Dr. Z "Three Parts to My Soul" (1971)

 "O conceito da trindade das almas é a base deste disco. Spiritus personifica o lado bom inato do homem; é beleza, gentileza, nobreza. Manes é a personificação do lado sombrio, uma 

imagem coletiva das almas perdidas que habitam o submundo. Finalmente, Umbra é a parte sombria da entidade que se recusa a deixar a Terra após a morte e permanece aqui vagando como um fantasma inquieto..." Bastante acadêmico para os padrões de bandas de rock convencionais, não é? Mas o truque é que o Dr. Z não é uma banda comum. O líder do trio progressivo, Keith Keyes (piano, cravo, órgão, vocais), era professor na Universidade do Norte do País de Gales no início dos anos setenta. E, aparentemente, os temas religiosos e filosóficos do único álbum do Dr. Z estão diretamente relacionados à sua pesquisa científica.

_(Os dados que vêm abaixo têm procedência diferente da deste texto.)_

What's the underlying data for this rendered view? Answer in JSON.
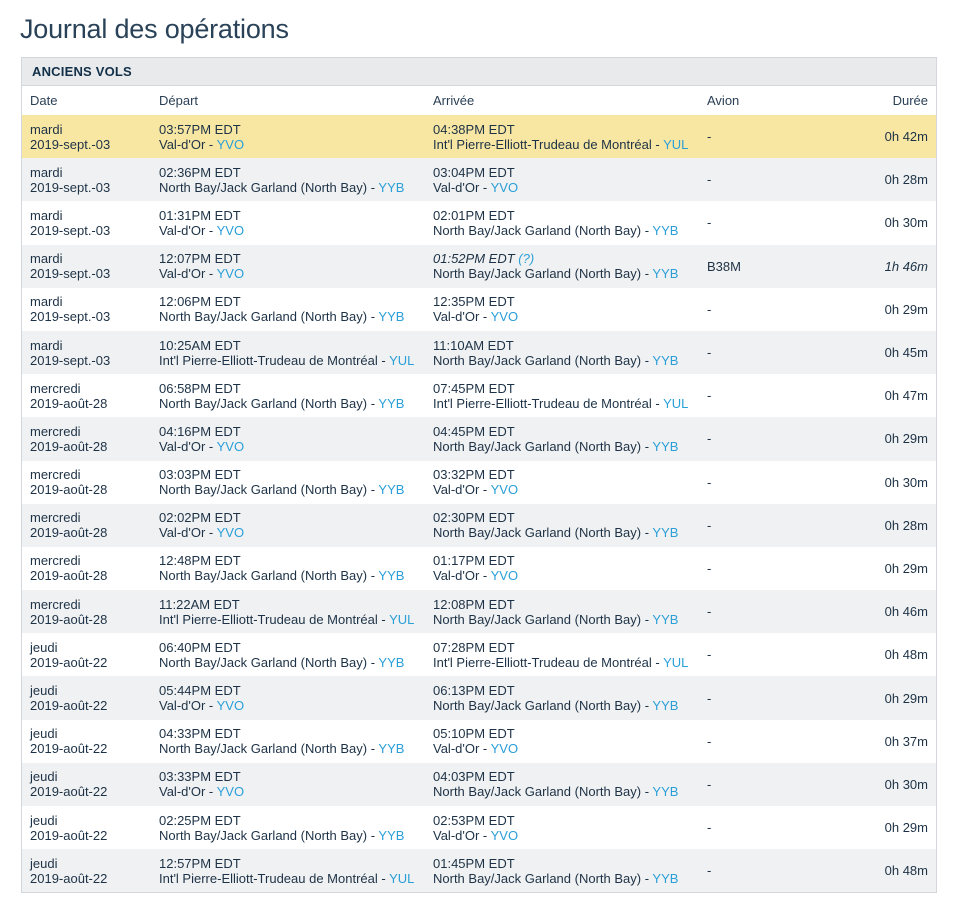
{
  "page": {
    "title": "Journal des opérations"
  },
  "panel": {
    "header": "ANCIENS VOLS",
    "columns": {
      "date": "Date",
      "depart": "Départ",
      "arrivee": "Arrivée",
      "avion": "Avion",
      "duree": "Durée"
    }
  },
  "flights": [
    {
      "day": "mardi",
      "date": "2019-sept.-03",
      "dep_time": "03:57PM EDT",
      "dep_airport": "Val-d'Or - ",
      "dep_code": "YVO",
      "arr_time": "04:38PM EDT",
      "arr_airport": "Int'l Pierre-Elliott-Trudeau de Montréal - ",
      "arr_code": "YUL",
      "aircraft": "-",
      "duration": "0h 42m",
      "highlighted": true,
      "estimated": false
    },
    {
      "day": "mardi",
      "date": "2019-sept.-03",
      "dep_time": "02:36PM EDT",
      "dep_airport": "North Bay/Jack Garland (North Bay) - ",
      "dep_code": "YYB",
      "arr_time": "03:04PM EDT",
      "arr_airport": "Val-d'Or - ",
      "arr_code": "YVO",
      "aircraft": "-",
      "duration": "0h 28m",
      "highlighted": false,
      "estimated": false
    },
    {
      "day": "mardi",
      "date": "2019-sept.-03",
      "dep_time": "01:31PM EDT",
      "dep_airport": "Val-d'Or - ",
      "dep_code": "YVO",
      "arr_time": "02:01PM EDT",
      "arr_airport": "North Bay/Jack Garland (North Bay) - ",
      "arr_code": "YYB",
      "aircraft": "-",
      "duration": "0h 30m",
      "highlighted": false,
      "estimated": false
    },
    {
      "day": "mardi",
      "date": "2019-sept.-03",
      "dep_time": "12:07PM EDT",
      "dep_airport": "Val-d'Or - ",
      "dep_code": "YVO",
      "arr_time": "01:52PM EDT",
      "arr_help": "(?)",
      "arr_airport": "North Bay/Jack Garland (North Bay) - ",
      "arr_code": "YYB",
      "aircraft": "B38M",
      "duration": "1h 46m",
      "highlighted": false,
      "estimated": true
    },
    {
      "day": "mardi",
      "date": "2019-sept.-03",
      "dep_time": "12:06PM EDT",
      "dep_airport": "North Bay/Jack Garland (North Bay) - ",
      "dep_code": "YYB",
      "arr_time": "12:35PM EDT",
      "arr_airport": "Val-d'Or - ",
      "arr_code": "YVO",
      "aircraft": "-",
      "duration": "0h 29m",
      "highlighted": false,
      "estimated": false
    },
    {
      "day": "mardi",
      "date": "2019-sept.-03",
      "dep_time": "10:25AM EDT",
      "dep_airport": "Int'l Pierre-Elliott-Trudeau de Montréal - ",
      "dep_code": "YUL",
      "arr_time": "11:10AM EDT",
      "arr_airport": "North Bay/Jack Garland (North Bay) - ",
      "arr_code": "YYB",
      "aircraft": "-",
      "duration": "0h 45m",
      "highlighted": false,
      "estimated": false
    },
    {
      "day": "mercredi",
      "date": "2019-août-28",
      "dep_time": "06:58PM EDT",
      "dep_airport": "North Bay/Jack Garland (North Bay) - ",
      "dep_code": "YYB",
      "arr_time": "07:45PM EDT",
      "arr_airport": "Int'l Pierre-Elliott-Trudeau de Montréal - ",
      "arr_code": "YUL",
      "aircraft": "-",
      "duration": "0h 47m",
      "highlighted": false,
      "estimated": false
    },
    {
      "day": "mercredi",
      "date": "2019-août-28",
      "dep_time": "04:16PM EDT",
      "dep_airport": "Val-d'Or - ",
      "dep_code": "YVO",
      "arr_time": "04:45PM EDT",
      "arr_airport": "North Bay/Jack Garland (North Bay) - ",
      "arr_code": "YYB",
      "aircraft": "-",
      "duration": "0h 29m",
      "highlighted": false,
      "estimated": false
    },
    {
      "day": "mercredi",
      "date": "2019-août-28",
      "dep_time": "03:03PM EDT",
      "dep_airport": "North Bay/Jack Garland (North Bay) - ",
      "dep_code": "YYB",
      "arr_time": "03:32PM EDT",
      "arr_airport": "Val-d'Or - ",
      "arr_code": "YVO",
      "aircraft": "-",
      "duration": "0h 30m",
      "highlighted": false,
      "estimated": false
    },
    {
      "day": "mercredi",
      "date": "2019-août-28",
      "dep_time": "02:02PM EDT",
      "dep_airport": "Val-d'Or - ",
      "dep_code": "YVO",
      "arr_time": "02:30PM EDT",
      "arr_airport": "North Bay/Jack Garland (North Bay) - ",
      "arr_code": "YYB",
      "aircraft": "-",
      "duration": "0h 28m",
      "highlighted": false,
      "estimated": false
    },
    {
      "day": "mercredi",
      "date": "2019-août-28",
      "dep_time": "12:48PM EDT",
      "dep_airport": "North Bay/Jack Garland (North Bay) - ",
      "dep_code": "YYB",
      "arr_time": "01:17PM EDT",
      "arr_airport": "Val-d'Or - ",
      "arr_code": "YVO",
      "aircraft": "-",
      "duration": "0h 29m",
      "highlighted": false,
      "estimated": false
    },
    {
      "day": "mercredi",
      "date": "2019-août-28",
      "dep_time": "11:22AM EDT",
      "dep_airport": "Int'l Pierre-Elliott-Trudeau de Montréal - ",
      "dep_code": "YUL",
      "arr_time": "12:08PM EDT",
      "arr_airport": "North Bay/Jack Garland (North Bay) - ",
      "arr_code": "YYB",
      "aircraft": "-",
      "duration": "0h 46m",
      "highlighted": false,
      "estimated": false
    },
    {
      "day": "jeudi",
      "date": "2019-août-22",
      "dep_time": "06:40PM EDT",
      "dep_airport": "North Bay/Jack Garland (North Bay) - ",
      "dep_code": "YYB",
      "arr_time": "07:28PM EDT",
      "arr_airport": "Int'l Pierre-Elliott-Trudeau de Montréal - ",
      "arr_code": "YUL",
      "aircraft": "-",
      "duration": "0h 48m",
      "highlighted": false,
      "estimated": false
    },
    {
      "day": "jeudi",
      "date": "2019-août-22",
      "dep_time": "05:44PM EDT",
      "dep_airport": "Val-d'Or - ",
      "dep_code": "YVO",
      "arr_time": "06:13PM EDT",
      "arr_airport": "North Bay/Jack Garland (North Bay) - ",
      "arr_code": "YYB",
      "aircraft": "-",
      "duration": "0h 29m",
      "highlighted": false,
      "estimated": false
    },
    {
      "day": "jeudi",
      "date": "2019-août-22",
      "dep_time": "04:33PM EDT",
      "dep_airport": "North Bay/Jack Garland (North Bay) - ",
      "dep_code": "YYB",
      "arr_time": "05:10PM EDT",
      "arr_airport": "Val-d'Or - ",
      "arr_code": "YVO",
      "aircraft": "-",
      "duration": "0h 37m",
      "highlighted": false,
      "estimated": false
    },
    {
      "day": "jeudi",
      "date": "2019-août-22",
      "dep_time": "03:33PM EDT",
      "dep_airport": "Val-d'Or - ",
      "dep_code": "YVO",
      "arr_time": "04:03PM EDT",
      "arr_airport": "North Bay/Jack Garland (North Bay) - ",
      "arr_code": "YYB",
      "aircraft": "-",
      "duration": "0h 30m",
      "highlighted": false,
      "estimated": false
    },
    {
      "day": "jeudi",
      "date": "2019-août-22",
      "dep_time": "02:25PM EDT",
      "dep_airport": "North Bay/Jack Garland (North Bay) - ",
      "dep_code": "YYB",
      "arr_time": "02:53PM EDT",
      "arr_airport": "Val-d'Or - ",
      "arr_code": "YVO",
      "aircraft": "-",
      "duration": "0h 29m",
      "highlighted": false,
      "estimated": false
    },
    {
      "day": "jeudi",
      "date": "2019-août-22",
      "dep_time": "12:57PM EDT",
      "dep_airport": "Int'l Pierre-Elliott-Trudeau de Montréal - ",
      "dep_code": "YUL",
      "arr_time": "01:45PM EDT",
      "arr_airport": "North Bay/Jack Garland (North Bay) - ",
      "arr_code": "YYB",
      "aircraft": "-",
      "duration": "0h 48m",
      "highlighted": false,
      "estimated": false
    }
  ]
}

Então, "Three Parts to My Soul" (Três Partes da Minha Alma). Não espere a ingenuidade lírica característica de vários atos proto-progressivos da época. Dois fatores predominam nas paisagens sonoras criadas pelos ingleses: um virtuosismo artístico e uma atmosfera singular que define o tom de cada faixa. A faixa de abertura, "Evil Woman's Manly Child", impressiona com sua sonoridade rhythm and blues. Na ausência de guitarra, os solos são distribuídos entre os teclados; e, claro, não podemos esquecer o trabalho primoroso da banda que a acompanha (Rob Watson no baixo, Bob Watkins na bateria e percussão). Curiosamente, os exercícios vocais nesta faixa em particular ilustram vividamente a dualidade inerente ao indivíduo: o canto afetado é acompanhado por um eco sussurrado, expressando a essência interior do sujeito. A épica narrativa de 12 minutos de "Spiritus, Manes et Umbra" é, acima de tudo, um ritmo cativante e letras cantadas com veemência pelo Professor Keyes. De fato, a interpretação vocal do vocalista lembra, em certa medida, as revelações dramáticas do carismático Peter Hammill . Uma semelhança textural é capturada em peças expressivas como "Summer For the Rose", onde nuances psicodélicas são suplantadas pela energia do rock e elementos clássicos secundários. Melodias de balada, atmosfera neorromântica e um canto camaleônico (de corais a gritos de agitação nervosa e pacificação silenciosa) são os componentes do sofisticado esboço "Burn in Anger", que, mais do que qualquer outro, reivindica qualidade "artística". "Too Well Satisfied" é uma marcha expansiva para o espírito que se liberta das amarras da carne. O álbum culmina com a composição monumental "In a Token of Despair", cuja beleza elegíaca, aliada a explosões agudas de raiva, convida o ouvinte a refletir sobre o difícil destino de um ser imaterial condenado à solidão. O conjunto inclui duas faixas bônus bastante animadas, lançadas como single em 1970; em comparação com o conteúdo do disco, os extras soam como um contraste, mas não prejudicam a experiência geral.
Resumindo: um lançamento muito original, recomendado principalmente para fãs de rock progressivo gótico sombrio e do início do art rock britânico.